DPDP Act final rules expected by September 30
As per sources, the government will notify the final set of comprehensive rules for the Digital Personal Data Protection Act, this week.
ADVERTISEMENT
The government is preparing to notify the final rules for the Digital Personal Data Protection (DPDP) Act by September 30. To operationalize the law, the government has already received 6,915 responses from stakeholders and citizens, reflecting strong public engagement.
A highly placed source told Storyboard18, "...it is confirmed that DPDP with Consent Management goes to the President to become a law on 30th of September."
IT Minister Ashwini Vaishnaw had earlier set the September 28 deadline, while sharing that the rules under the law had been finalized and would be made public before the end of September.
He also had noted that the drafting process had been deliberate, involving extended consultations with industry groups, civil society, and sections of the press that had voiced concerns. Only after those issues were resolved, he said, did the government decide to move ahead.
S. Krishnan, secretary at the Ministry of Electronics and Information Technology, too, had recently said the final text was ready for publication, capping a long period of debate and drafting. Implementation, he added, would proceed in phases, consistent with earlier signals from the ministry.
Passed in 2023, the Digital Personal Data Protection Act sets rules for the collection and processing of digital personal data, aiming to balance individual privacy rights with the need for lawful data use. The law is intended to foster a more secure and accountable digital environment, and the government has emphasized that awareness and capacity-building will be key to its rollout.
As per sources, the government is unlikely to introduce amendments or detailed guidelines, and may instead issue a set of FAQs to address queries around the Act. This has alarmed media groups, who say their concerns remain unaddressed.
One of the most contentious provisions is Section 7, which requires consent from individuals before their information can be collected or published.

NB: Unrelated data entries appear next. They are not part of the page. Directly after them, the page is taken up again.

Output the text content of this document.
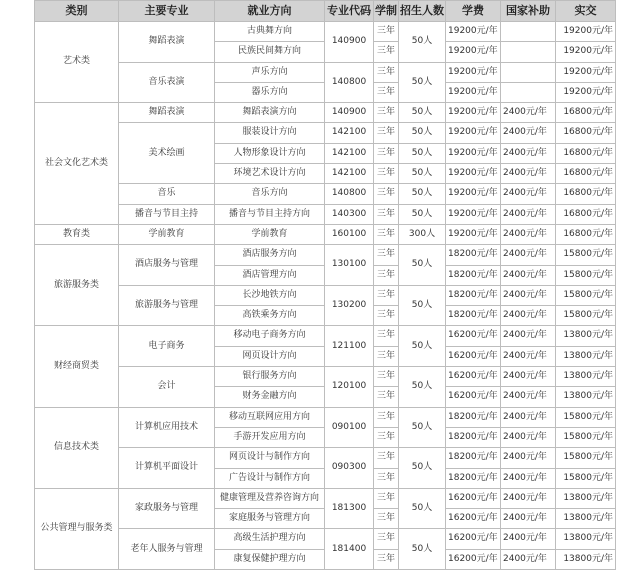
类别	主要专业	就业方向	专业代码	学制	招生人数	学费	国家补助	实交
艺术类	舞蹈表演	古典舞方向	140900	三年	50人	19200元/年		19200元/年
		民族民间舞方向		三年		19200元/年		19200元/年
	音乐表演	声乐方向	140800	三年	50人	19200元/年		19200元/年
		器乐方向		三年		19200元/年		19200元/年
社会文化艺术类	舞蹈表演	舞蹈表演方向	140900	三年	50人	19200元/年	2400元/年	16800元/年
	美术绘画	服装设计方向	142100	三年	50人	19200元/年	2400元/年	16800元/年
		人物形象设计方向	142100	三年	50人	19200元/年	2400元/年	16800元/年
		环境艺术设计方向	142100	三年	50人	19200元/年	2400元/年	16800元/年
	音乐	音乐方向	140800	三年	50人	19200元/年	2400元/年	16800元/年
	播音与节目主持	播音与节目主持方向	140300	三年	50人	19200元/年	2400元/年	16800元/年
教育类	学前教育	学前教育	160100	三年	300人	19200元/年	2400元/年	16800元/年
旅游服务类	酒店服务与管理	酒店服务方向	130100	三年	50人	18200元/年	2400元/年	15800元/年
		酒店管理方向		三年		18200元/年	2400元/年	15800元/年
	旅游服务与管理	长沙地铁方向	130200	三年	50人	18200元/年	2400元/年	15800元/年
		高铁乘务方向		三年		18200元/年	2400元/年	15800元/年
财经商贸类	电子商务	移动电子商务方向	121100	三年	50人	16200元/年	2400元/年	13800元/年
		网页设计方向		三年		16200元/年	2400元/年	13800元/年
	会计	银行服务方向	120100	三年	50人	16200元/年	2400元/年	13800元/年
		财务金融方向		三年		16200元/年	2400元/年	13800元/年
信息技术类	计算机应用技术	移动互联网应用方向	090100	三年	50人	18200元/年	2400元/年	15800元/年
		手游开发应用方向		三年		18200元/年	2400元/年	15800元/年
	计算机平面设计	网页设计与制作方向	090300	三年	50人	18200元/年	2400元/年	15800元/年
		广告设计与制作方向		三年		18200元/年	2400元/年	15800元/年
公共管理与服务类	家政服务与管理	健康管理及营养咨询方向	181300	三年	50人	16200元/年	2400元/年	13800元/年
		家庭服务与管理方向		三年		16200元/年	2400元/年	13800元/年
	老年人服务与管理	高级生活护理方向	181400	三年	50人	16200元/年	2400元/年	13800元/年
		康复保健护理方向		三年		16200元/年	2400元/年	13800元/年
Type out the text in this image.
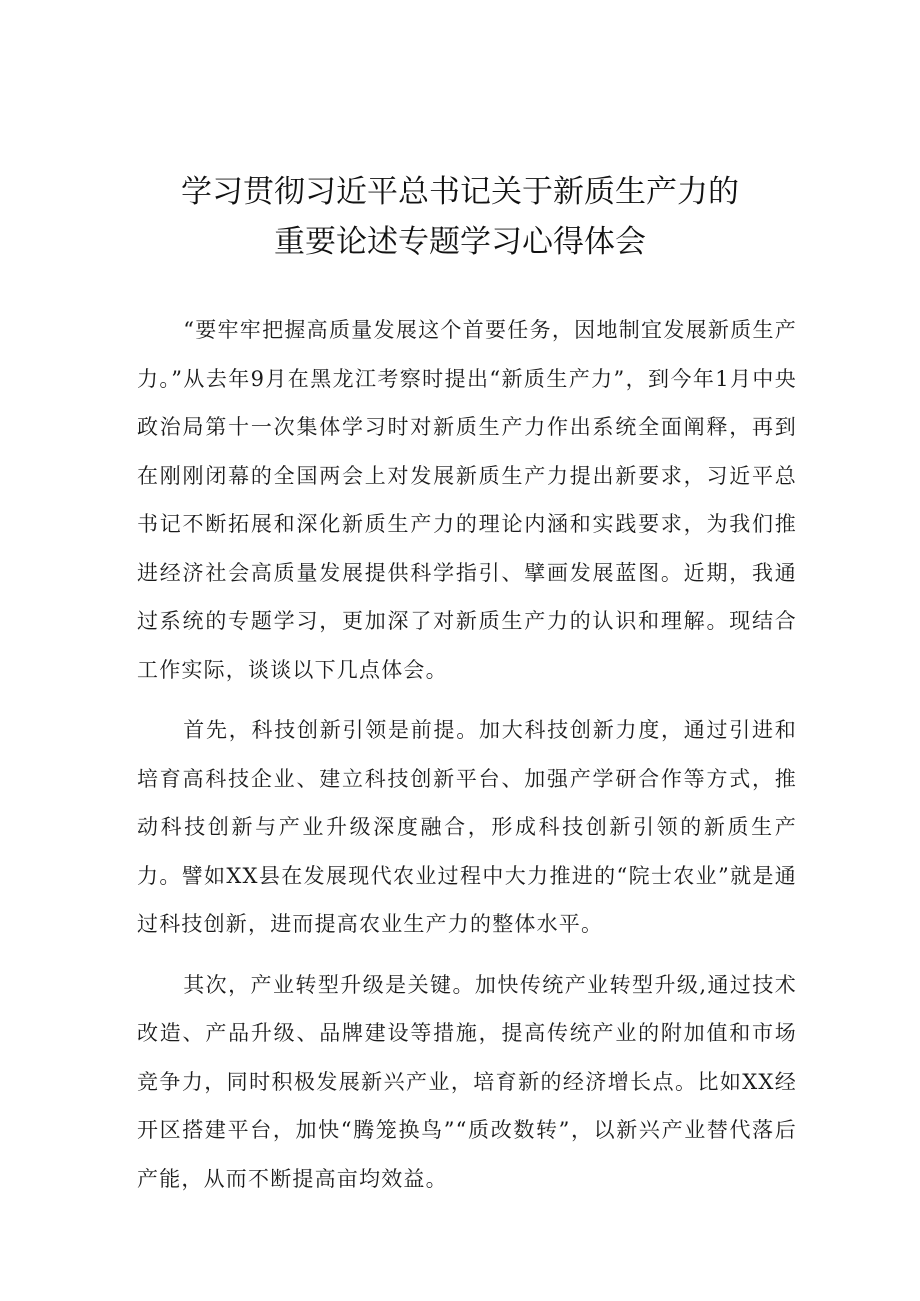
学习贯彻习近平总书记关于新质生产力的
重要论述专题学习心得体会

“要牢牢把握高质量发展这个首要任务，因地制宜发展新质生产力。”从去年9月在黑龙江考察时提出“新质生产力”，到今年1月中央政治局第十一次集体学习时对新质生产力作出系统全面阐释，再到在刚刚闭幕的全国两会上对发展新质生产力提出新要求，习近平总书记不断拓展和深化新质生产力的理论内涵和实践要求，为我们推进经济社会高质量发展提供科学指引、擘画发展蓝图。近期，我通过系统的专题学习，更加深了对新质生产力的认识和理解。现结合工作实际，谈谈以下几点体会。

首先，科技创新引领是前提。加大科技创新力度，通过引进和培育高科技企业、建立科技创新平台、加强产学研合作等方式，推动科技创新与产业升级深度融合，形成科技创新引领的新质生产力。譬如XX县在发展现代农业过程中大力推进的“院士农业”就是通过科技创新，进而提高农业生产力的整体水平。

其次，产业转型升级是关键。加快传统产业转型升级,通过技术改造、产品升级、品牌建设等措施，提高传统产业的附加值和市场竞争力，同时积极发展新兴产业，培育新的经济增长点。比如XX经开区搭建平台，加快“腾笼换鸟”“质改数转”，以新兴产业替代落后产能，从而不断提高亩均效益。
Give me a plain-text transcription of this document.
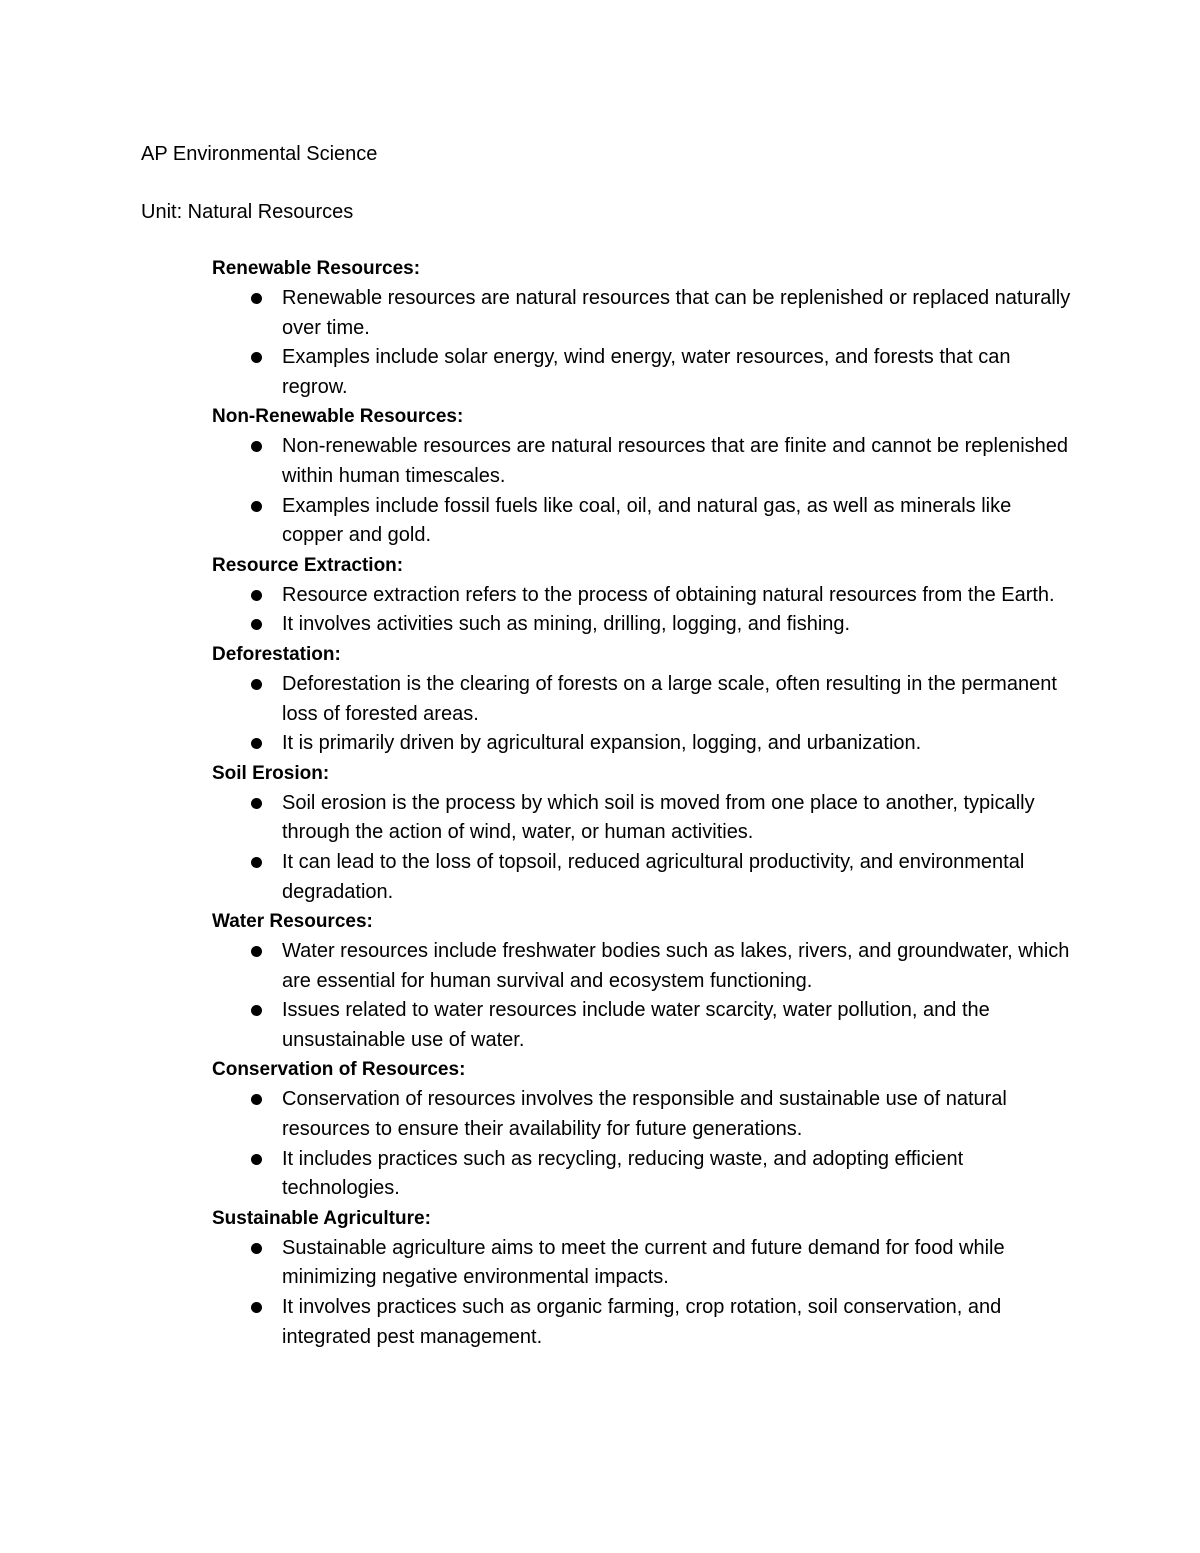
AP Environmental Science
Unit: Natural Resources
Renewable Resources:
Renewable resources are natural resources that can be replenished or replaced naturally over time.
Examples include solar energy, wind energy, water resources, and forests that can regrow.
Non-Renewable Resources:
Non-renewable resources are natural resources that are finite and cannot be replenished within human timescales.
Examples include fossil fuels like coal, oil, and natural gas, as well as minerals like copper and gold.
Resource Extraction:
Resource extraction refers to the process of obtaining natural resources from the Earth.
It involves activities such as mining, drilling, logging, and fishing.
Deforestation:
Deforestation is the clearing of forests on a large scale, often resulting in the permanent loss of forested areas.
It is primarily driven by agricultural expansion, logging, and urbanization.
Soil Erosion:
Soil erosion is the process by which soil is moved from one place to another, typically through the action of wind, water, or human activities.
It can lead to the loss of topsoil, reduced agricultural productivity, and environmental degradation.
Water Resources:
Water resources include freshwater bodies such as lakes, rivers, and groundwater, which are essential for human survival and ecosystem functioning.
Issues related to water resources include water scarcity, water pollution, and the unsustainable use of water.
Conservation of Resources:
Conservation of resources involves the responsible and sustainable use of natural resources to ensure their availability for future generations.
It includes practices such as recycling, reducing waste, and adopting efficient technologies.
Sustainable Agriculture:
Sustainable agriculture aims to meet the current and future demand for food while minimizing negative environmental impacts.
It involves practices such as organic farming, crop rotation, soil conservation, and integrated pest management.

Intended as a safeguard, journalist bodies argue it could cripple investigative reporting. Further, provisions empowering the Data Protection Board to seek disclosure of information raise fears that reporters could be compelled to reveal confidential sources. Media groups also caution that the law may dilute the Right to Information (RTI) Act, restricting public access to critical data. The hefty penalties under the Act- running up to ₹200 crore-add to the unease.
Storyboard18 earlier reported that bodies including the Editors Guild had demanded amendments or explicit safeguards for the media, but with none in sight, journalists remain wary of how the law will reshape the practice of reporting in India.
In its letter to Vaishnaw last year, the body had urged the ministry that processing for journalistic purposes is excepted from the application of DPDPA.
Meanwhile, the National Association of Software and Service Companies (NASSCOM) had urged the government to reconsider the proposed restrictions on cross-border data transfers under the draft. In its submission, the trade body asserted that the proposal risks causing unintended uncertainty about international data transfers. Additionally, the proposal could impact global competitiveness, and increase compliance costs for companies operating across jurisdictions.
In its letter to MeitY, the Internet and Mobile Association of India (IAMAI) also pushed back against potential restrictions on cross-border data transfers, stating that such measures could isolate Indian companies from the global data economy and raise compliance costs. IAMAI also called for a 24-month implementation period to allow companies to adapt to the regulatory changes.
In addition, compliance is said to be simply unaffordable for the MSMEs.
Sanjay Goel, Former Joint Secretary, Ministry of Electronics and Information Technology recently told Storyboard18 that while there has been a lot of hue and cry in the industry and the academia, regarding curbing of free speech, freedom/ right for information, why should anyone has to have the right over user's personal data, whether it is through executive action or through courts?
"One’s data is one’s own. This act gives that right to the individual. If a third person wants it, the same is not a right of that entity. It can make a request and the data principle would now be well within his rights to allow or disallow such usage. Whether it is for research or any other purpose no one can claim right and get the data except as per the process or provisions laid down in DPDP," Goel highlighted.